Famoso per aver collaborato al mitico "The dark side of the moon" dei Pink Floyd, all'Alcatraz ora si presenta con un album vecchio stile

Alan Parsons

Ritorno agli anni '80 con il celebre Project

Ritornano in grande stile gli anni Ottanta e la loro colonna sonora, gonfia di enfasi e di edonismo. Così, dopo la rentrée dei Duran Duran che attendiamo 'live' prima dell'estate, e pronti a salutare altri paladini di quella stagione fatua, gli Europe, previsti il 4 novembre all'Alcatraz, ecco un altro campione delle classifiche e della filosofia musicale dell'epoca, Alan Parsons Project, una sigla che non ammette confusioni.
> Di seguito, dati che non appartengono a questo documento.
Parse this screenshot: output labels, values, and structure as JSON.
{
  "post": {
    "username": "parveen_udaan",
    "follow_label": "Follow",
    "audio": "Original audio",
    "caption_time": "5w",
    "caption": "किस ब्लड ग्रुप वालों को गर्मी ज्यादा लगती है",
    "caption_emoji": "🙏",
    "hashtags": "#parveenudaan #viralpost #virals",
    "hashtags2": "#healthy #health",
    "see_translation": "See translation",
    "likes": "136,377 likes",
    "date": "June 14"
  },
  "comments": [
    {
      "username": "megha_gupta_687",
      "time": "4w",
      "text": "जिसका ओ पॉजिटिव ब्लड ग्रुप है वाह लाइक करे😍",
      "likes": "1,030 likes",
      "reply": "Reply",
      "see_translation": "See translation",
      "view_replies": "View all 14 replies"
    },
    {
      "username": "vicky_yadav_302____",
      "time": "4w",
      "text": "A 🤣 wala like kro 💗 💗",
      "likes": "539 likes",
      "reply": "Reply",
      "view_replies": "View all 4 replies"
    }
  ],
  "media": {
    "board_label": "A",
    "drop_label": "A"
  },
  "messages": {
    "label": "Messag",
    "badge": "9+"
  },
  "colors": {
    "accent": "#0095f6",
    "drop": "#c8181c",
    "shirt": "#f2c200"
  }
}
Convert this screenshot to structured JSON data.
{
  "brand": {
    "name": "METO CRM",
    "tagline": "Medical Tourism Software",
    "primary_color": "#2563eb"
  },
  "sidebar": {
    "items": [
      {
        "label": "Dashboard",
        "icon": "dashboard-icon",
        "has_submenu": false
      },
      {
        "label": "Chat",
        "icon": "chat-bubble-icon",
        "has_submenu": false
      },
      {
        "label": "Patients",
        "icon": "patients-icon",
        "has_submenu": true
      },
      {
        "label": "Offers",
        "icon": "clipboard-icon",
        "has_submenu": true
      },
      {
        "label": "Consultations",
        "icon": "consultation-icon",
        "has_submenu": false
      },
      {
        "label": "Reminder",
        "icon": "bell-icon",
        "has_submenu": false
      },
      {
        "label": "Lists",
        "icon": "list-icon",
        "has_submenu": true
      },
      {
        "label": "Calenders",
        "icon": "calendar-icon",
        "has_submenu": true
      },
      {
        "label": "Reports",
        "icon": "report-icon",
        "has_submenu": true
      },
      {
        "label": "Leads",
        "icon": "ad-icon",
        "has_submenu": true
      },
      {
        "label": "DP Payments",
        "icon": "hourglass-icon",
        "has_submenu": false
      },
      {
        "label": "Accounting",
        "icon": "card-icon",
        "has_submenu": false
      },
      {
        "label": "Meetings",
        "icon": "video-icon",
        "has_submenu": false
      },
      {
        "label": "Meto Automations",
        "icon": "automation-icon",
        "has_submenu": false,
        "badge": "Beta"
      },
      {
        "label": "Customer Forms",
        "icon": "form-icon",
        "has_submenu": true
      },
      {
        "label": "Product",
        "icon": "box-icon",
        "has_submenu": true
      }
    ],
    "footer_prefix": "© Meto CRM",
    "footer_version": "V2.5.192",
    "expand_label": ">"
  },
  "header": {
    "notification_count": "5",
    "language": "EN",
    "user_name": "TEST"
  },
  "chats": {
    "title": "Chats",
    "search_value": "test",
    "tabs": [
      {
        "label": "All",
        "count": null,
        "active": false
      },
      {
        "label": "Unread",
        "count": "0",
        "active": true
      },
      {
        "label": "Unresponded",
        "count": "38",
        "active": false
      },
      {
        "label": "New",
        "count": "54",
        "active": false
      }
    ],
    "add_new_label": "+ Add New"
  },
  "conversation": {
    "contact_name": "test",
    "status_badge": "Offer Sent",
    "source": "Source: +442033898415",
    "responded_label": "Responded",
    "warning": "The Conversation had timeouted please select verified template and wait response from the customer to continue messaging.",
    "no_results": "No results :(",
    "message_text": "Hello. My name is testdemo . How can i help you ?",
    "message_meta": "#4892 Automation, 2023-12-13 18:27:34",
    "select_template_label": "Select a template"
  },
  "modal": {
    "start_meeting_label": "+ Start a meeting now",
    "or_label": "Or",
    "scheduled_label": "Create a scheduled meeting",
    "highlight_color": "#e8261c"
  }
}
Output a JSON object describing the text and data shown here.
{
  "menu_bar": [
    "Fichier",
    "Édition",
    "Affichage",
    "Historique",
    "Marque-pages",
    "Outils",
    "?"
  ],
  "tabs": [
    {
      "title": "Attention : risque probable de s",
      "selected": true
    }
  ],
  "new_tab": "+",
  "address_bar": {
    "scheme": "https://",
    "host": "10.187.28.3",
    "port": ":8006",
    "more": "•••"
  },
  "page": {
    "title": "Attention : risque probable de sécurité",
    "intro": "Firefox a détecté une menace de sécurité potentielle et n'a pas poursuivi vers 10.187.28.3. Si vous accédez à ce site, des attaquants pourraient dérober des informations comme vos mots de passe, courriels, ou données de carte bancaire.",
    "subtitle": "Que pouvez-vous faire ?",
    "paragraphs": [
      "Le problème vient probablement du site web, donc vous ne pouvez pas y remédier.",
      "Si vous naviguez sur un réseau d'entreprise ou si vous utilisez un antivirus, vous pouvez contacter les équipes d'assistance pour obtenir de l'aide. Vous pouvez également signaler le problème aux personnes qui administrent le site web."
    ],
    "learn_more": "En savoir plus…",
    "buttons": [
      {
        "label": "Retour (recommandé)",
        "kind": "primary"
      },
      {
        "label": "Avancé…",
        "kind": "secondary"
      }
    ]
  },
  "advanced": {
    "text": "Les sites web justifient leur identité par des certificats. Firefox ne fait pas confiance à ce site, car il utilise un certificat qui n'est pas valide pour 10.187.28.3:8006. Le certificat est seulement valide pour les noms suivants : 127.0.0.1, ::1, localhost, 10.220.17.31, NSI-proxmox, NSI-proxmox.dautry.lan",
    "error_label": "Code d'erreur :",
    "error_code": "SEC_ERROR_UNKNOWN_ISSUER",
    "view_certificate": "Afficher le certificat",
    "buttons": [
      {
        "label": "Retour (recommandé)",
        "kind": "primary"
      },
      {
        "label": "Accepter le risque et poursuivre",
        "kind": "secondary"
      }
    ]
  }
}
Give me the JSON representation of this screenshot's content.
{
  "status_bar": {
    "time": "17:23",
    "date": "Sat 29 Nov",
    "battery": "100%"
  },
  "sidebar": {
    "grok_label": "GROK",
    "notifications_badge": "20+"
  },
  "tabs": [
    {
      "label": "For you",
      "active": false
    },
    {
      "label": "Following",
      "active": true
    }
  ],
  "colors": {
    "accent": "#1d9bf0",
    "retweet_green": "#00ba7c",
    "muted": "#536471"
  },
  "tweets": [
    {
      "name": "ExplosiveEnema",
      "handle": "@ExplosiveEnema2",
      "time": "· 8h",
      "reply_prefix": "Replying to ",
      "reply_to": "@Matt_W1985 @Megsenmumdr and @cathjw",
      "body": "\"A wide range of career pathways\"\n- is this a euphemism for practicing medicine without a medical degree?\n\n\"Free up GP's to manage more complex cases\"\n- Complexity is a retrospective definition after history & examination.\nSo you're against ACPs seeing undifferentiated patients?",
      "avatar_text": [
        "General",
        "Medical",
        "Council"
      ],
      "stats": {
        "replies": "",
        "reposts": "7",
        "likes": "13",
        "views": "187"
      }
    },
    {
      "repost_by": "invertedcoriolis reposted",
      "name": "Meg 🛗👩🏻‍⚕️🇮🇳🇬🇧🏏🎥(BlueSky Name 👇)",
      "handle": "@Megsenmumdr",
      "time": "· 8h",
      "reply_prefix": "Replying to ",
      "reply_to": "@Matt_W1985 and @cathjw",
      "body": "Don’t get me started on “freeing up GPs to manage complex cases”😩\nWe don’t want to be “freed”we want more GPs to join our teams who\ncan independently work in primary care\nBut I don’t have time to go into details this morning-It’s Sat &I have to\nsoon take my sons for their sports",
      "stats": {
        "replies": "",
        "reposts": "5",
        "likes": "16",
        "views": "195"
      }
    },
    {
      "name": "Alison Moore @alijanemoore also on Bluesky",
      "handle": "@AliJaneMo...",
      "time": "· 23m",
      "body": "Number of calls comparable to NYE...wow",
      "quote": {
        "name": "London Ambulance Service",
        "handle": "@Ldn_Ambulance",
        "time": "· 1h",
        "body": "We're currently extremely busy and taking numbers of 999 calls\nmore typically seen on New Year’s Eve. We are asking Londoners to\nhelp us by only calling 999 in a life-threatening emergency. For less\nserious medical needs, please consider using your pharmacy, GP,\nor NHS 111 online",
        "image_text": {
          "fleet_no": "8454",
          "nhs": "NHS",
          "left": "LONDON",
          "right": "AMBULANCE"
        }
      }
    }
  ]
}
Londinese, cinquantacinque anni, tastierista, autore, arrangiatore, produttore, Parsons ha vissuto un periodo di lustro fino alle metà [sic] degli anni Ottanta, con una carriera in primissima linea, iniziata in giovane età. Il lancio professionale giunge quando Alan, poco più che ventenne, fonico negli studi Abbey Road, collabora come ingegnere del suono a The dark side of the moon (1973), capolavoro dei Pink Floyd, uno dei titoli più venduti della storia del rock.
La tessitura, le miscele sonore, l'abilità nel plasmare e alimentare le visioni di Roger Waters e compagni, guadagnano a Parsons una giustificata notorietà e la fama di straordinario alchimista dello studio di registrazione. Il primo passo come solista è del 1976, Tales of mystery and imagination, ispirato a Edgar Allan Poe, e grande successo ottengono in seguito I robot, Pyramid, Eve, The turn of a friendly card, fino all'expoit [sic] di Eye of the sky [sic], che impone nel 1982 Alan Parsons Project a livello internazionale. La formula è felice e ben studiata: una musicalità di facile comprensione, che poggia sull'elettronica, su temi di grande respiro, un mix epico, ma attento alle modernità tecnologiche, al gusto corrente e popolare. E gli esiti sono superiori a ogni aspettativa. Senza un solido progetto artistico, ma fortunato nelle scelte del format musicale, Alan sarà attento a fiutare le tendenze e a cogliere le suggestioni più varie, sfornando dischi come Gaudì e Freudiana, anticamera del declino. Negli anni Novanta quel concetto di intrattenimento vaporoso ed estetizzante perde terreno, l'ispirazione e l'intuito sembrano svanire e, a parte qualche antologia e compilation, di Alan Parsons si parlerà ben poco. Oggi, in tempi di revival, quando un pizzico di nostalgia non si nega a nessuno, riemerge il marchio glorioso e con esso un album fresco di stampa, A valid path, ma antico e dunque rassicurante nell'impostazione: giusto attendersi uno show fastoso e maestoso, che Alan cucinerà assistito da un quintetto con cui rivivere le pulsioni e le emozioni degli anni d'oro.